Euroscreen awarded HTS method patent

Euroscreen has announced it has been issued with a US patent, which
relates to a high-throughput screening method of modulators for any
GPCR, calcium-coupled channel or protein.

The patent, already granted in Europe and Japan, relates to a screening method for modulators for calcium-coupled proteins by measuring the intracellular calcium. The order of addition of reagents is reversed compared to what is normally done. In this new method, cells expressing apoaequorin and calcium-coupled protein are incubated with a cofactor (coelenterazine) needed for the detection of intracellular calcium.

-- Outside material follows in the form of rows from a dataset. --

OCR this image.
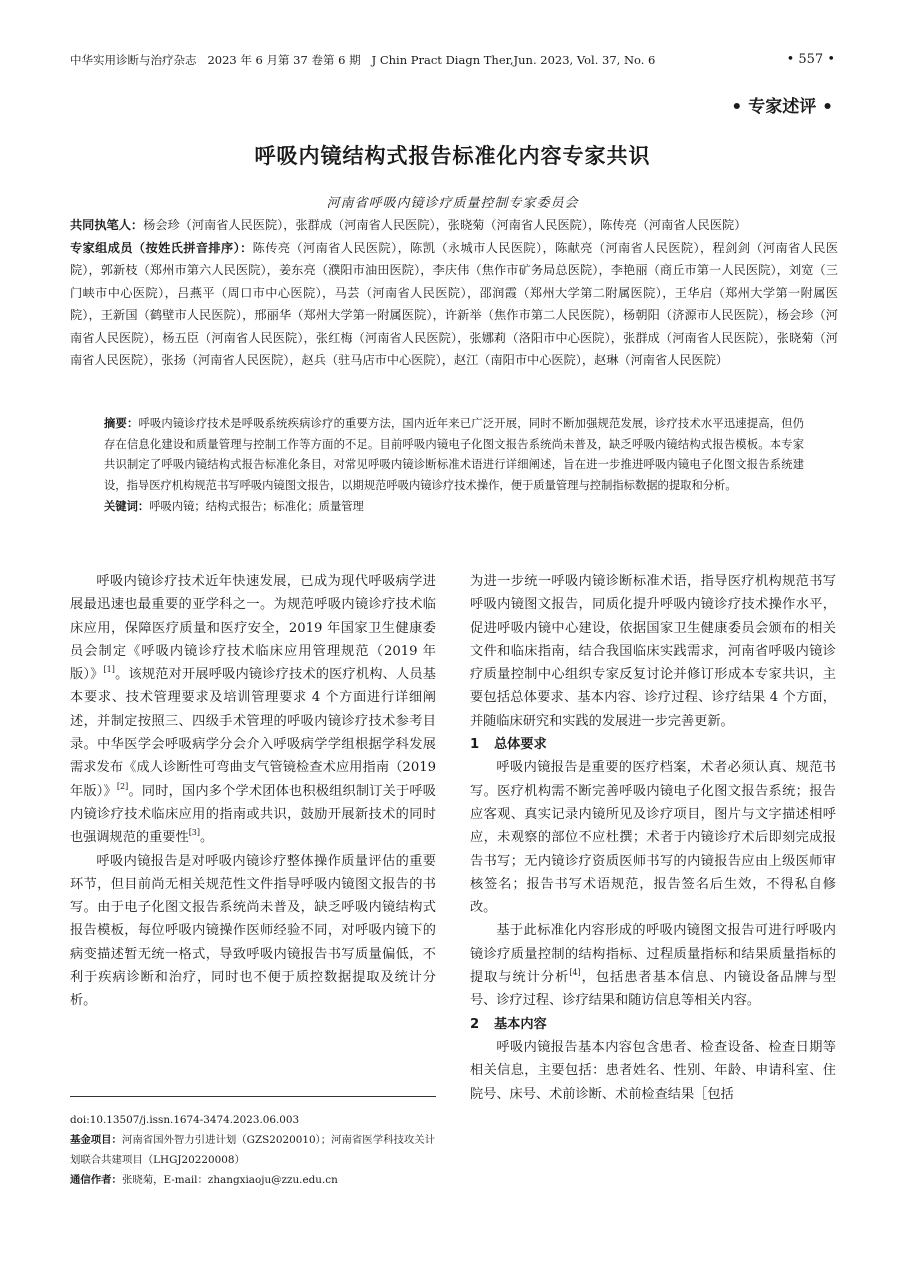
中华实用诊断与治疗杂志 2023 年 6 月第 37 卷第 6 期 J Chin Pract Diagn Ther,Jun. 2023, Vol. 37, No. 6	• 557 •
• 专家述评 •
呼吸内镜结构式报告标准化内容专家共识
河南省呼吸内镜诊疗质量控制专家委员会

共同执笔人：杨会珍（河南省人民医院），张群成（河南省人民医院），张晓菊（河南省人民医院），陈传亮（河南省人民医院）

专家组成员（按姓氏拼音排序）：陈传亮（河南省人民医院），陈凯（永城市人民医院），陈献亮（河南省人民医院），程剑剑（河南省人民医院），郭新枝（郑州市第六人民医院），姜东亮（濮阳市油田医院），李庆伟（焦作市矿务局总医院），李艳丽（商丘市第一人民医院），刘宽（三门峡市中心医院），吕燕平（周口市中心医院），马芸（河南省人民医院），邵润霞（郑州大学第二附属医院），王华启（郑州大学第一附属医院），王新国（鹤壁市人民医院），邢丽华（郑州大学第一附属医院），许新举（焦作市第二人民医院），杨朝阳（济源市人民医院），杨会珍（河南省人民医院），杨五臣（河南省人民医院），张红梅（河南省人民医院），张娜莉（洛阳市中心医院），张群成（河南省人民医院），张晓菊（河南省人民医院），张扬（河南省人民医院），赵兵（驻马店市中心医院），赵江（南阳市中心医院），赵琳（河南省人民医院）

摘要：呼吸内镜诊疗技术是呼吸系统疾病诊疗的重要方法，国内近年来已广泛开展，同时不断加强规范发展，诊疗技术水平迅速提高，但仍存在信息化建设和质量管理与控制工作等方面的不足。目前呼吸内镜电子化图文报告系统尚未普及，缺乏呼吸内镜结构式报告模板。本专家共识制定了呼吸内镜结构式报告标准化条目，对常见呼吸内镜诊断标准术语进行详细阐述，旨在进一步推进呼吸内镜电子化图文报告系统建设，指导医疗机构规范书写呼吸内镜图文报告，以期规范呼吸内镜诊疗技术操作，便于质量管理与控制指标数据的提取和分析。

关键词：呼吸内镜；结构式报告；标准化；质量管理

呼吸内镜诊疗技术近年快速发展，已成为现代呼吸病学进展最迅速也最重要的亚学科之一。为规范呼吸内镜诊疗技术临床应用，保障医疗质量和医疗安全，2019 年国家卫生健康委员会制定《呼吸内镜诊疗技术临床应用管理规范（2019 年版）》[1]。该规范对开展呼吸内镜诊疗技术的医疗机构、人员基本要求、技术管理要求及培训管理要求 4 个方面进行详细阐述，并制定按照三、四级手术管理的呼吸内镜诊疗技术参考目录。中华医学会呼吸病学分会介入呼吸病学学组根据学科发展需求发布《成人诊断性可弯曲支气管镜检查术应用指南（2019 年版）》[2]。同时，国内多个学术团体也积极组织制订关于呼吸内镜诊疗技术临床应用的指南或共识，鼓励开展新技术的同时也强调规范的重要性[3]。

呼吸内镜报告是对呼吸内镜诊疗整体操作质量评估的重要环节，但目前尚无相关规范性文件指导呼吸内镜图文报告的书写。由于电子化图文报告系统尚未普及，缺乏呼吸内镜结构式报告模板，每位呼吸内镜操作医师经验不同，对呼吸内镜下的病变描述暂无统一格式，导致呼吸内镜报告书写质量偏低，不利于疾病诊断和治疗，同时也不便于质控数据提取及统计分析。

为进一步统一呼吸内镜诊断标准术语，指导医疗机构规范书写呼吸内镜图文报告，同质化提升呼吸内镜诊疗技术操作水平，促进呼吸内镜中心建设，依据国家卫生健康委员会颁布的相关文件和临床指南，结合我国临床实践需求，河南省呼吸内镜诊疗质量控制中心组织专家反复讨论并修订形成本专家共识，主要包括总体要求、基本内容、诊疗过程、诊疗结果 4 个方面，并随临床研究和实践的发展进一步完善更新。

1 总体要求

呼吸内镜报告是重要的医疗档案，术者必须认真、规范书写。医疗机构需不断完善呼吸内镜电子化图文报告系统；报告应客观、真实记录内镜所见及诊疗项目，图片与文字描述相呼应，未观察的部位不应杜撰；术者于内镜诊疗术后即刻完成报告书写；无内镜诊疗资质医师书写的内镜报告应由上级医师审核签名；报告书写术语规范，报告签名后生效，不得私自修改。

基于此标准化内容形成的呼吸内镜图文报告可进行呼吸内镜诊疗质量控制的结构指标、过程质量指标和结果质量指标的提取与统计分析[4]，包括患者基本信息、内镜设备品牌与型号、诊疗过程、诊疗结果和随访信息等相关内容。

2 基本内容

呼吸内镜报告基本内容包含患者、检查设备、检查日期等相关信息，主要包括：患者姓名、性别、年龄、申请科室、住院号、床号、术前诊断、术前检查结果［包括

doi:10.13507/j.issn.1674-3474.2023.06.003

基金项目：河南省国外智力引进计划（GZS2020010）；河南省医学科技攻关计划联合共建项目（LHGJ20220008）

通信作者：张晓菊，E-mail：zhangxiaoju@zzu.edu.cn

Subsequently, aliquots of cells to be assayed are added to the compounds expected to be modulators for the target proteins. Finally, the activity of modulators is measured via an aequorin signal, a unique tool for the search of natural or surrogate ligands for any calcium coupled-protein.

The present invention would allow the detection of biological active substances at a high-throughput scale, which could be adapted to specific recipients such as microtiter plates without requiring the modification of the high-throughput screening device.

A lot of G-protein-coupled receptors (GPCR) trigger, upon binding of an agonist, a transient increase in intracellular calcium concentration. This variation acts as an internal secondary messenger and is an important modulator of many physiological mechanisms.

Measurement of intracellular calcium concentration in cells expressing a GPCR can thus be used to monitor the efficacy of activation of a GPCR by various compounds known, or suspected, to be a ligand for this GPCR.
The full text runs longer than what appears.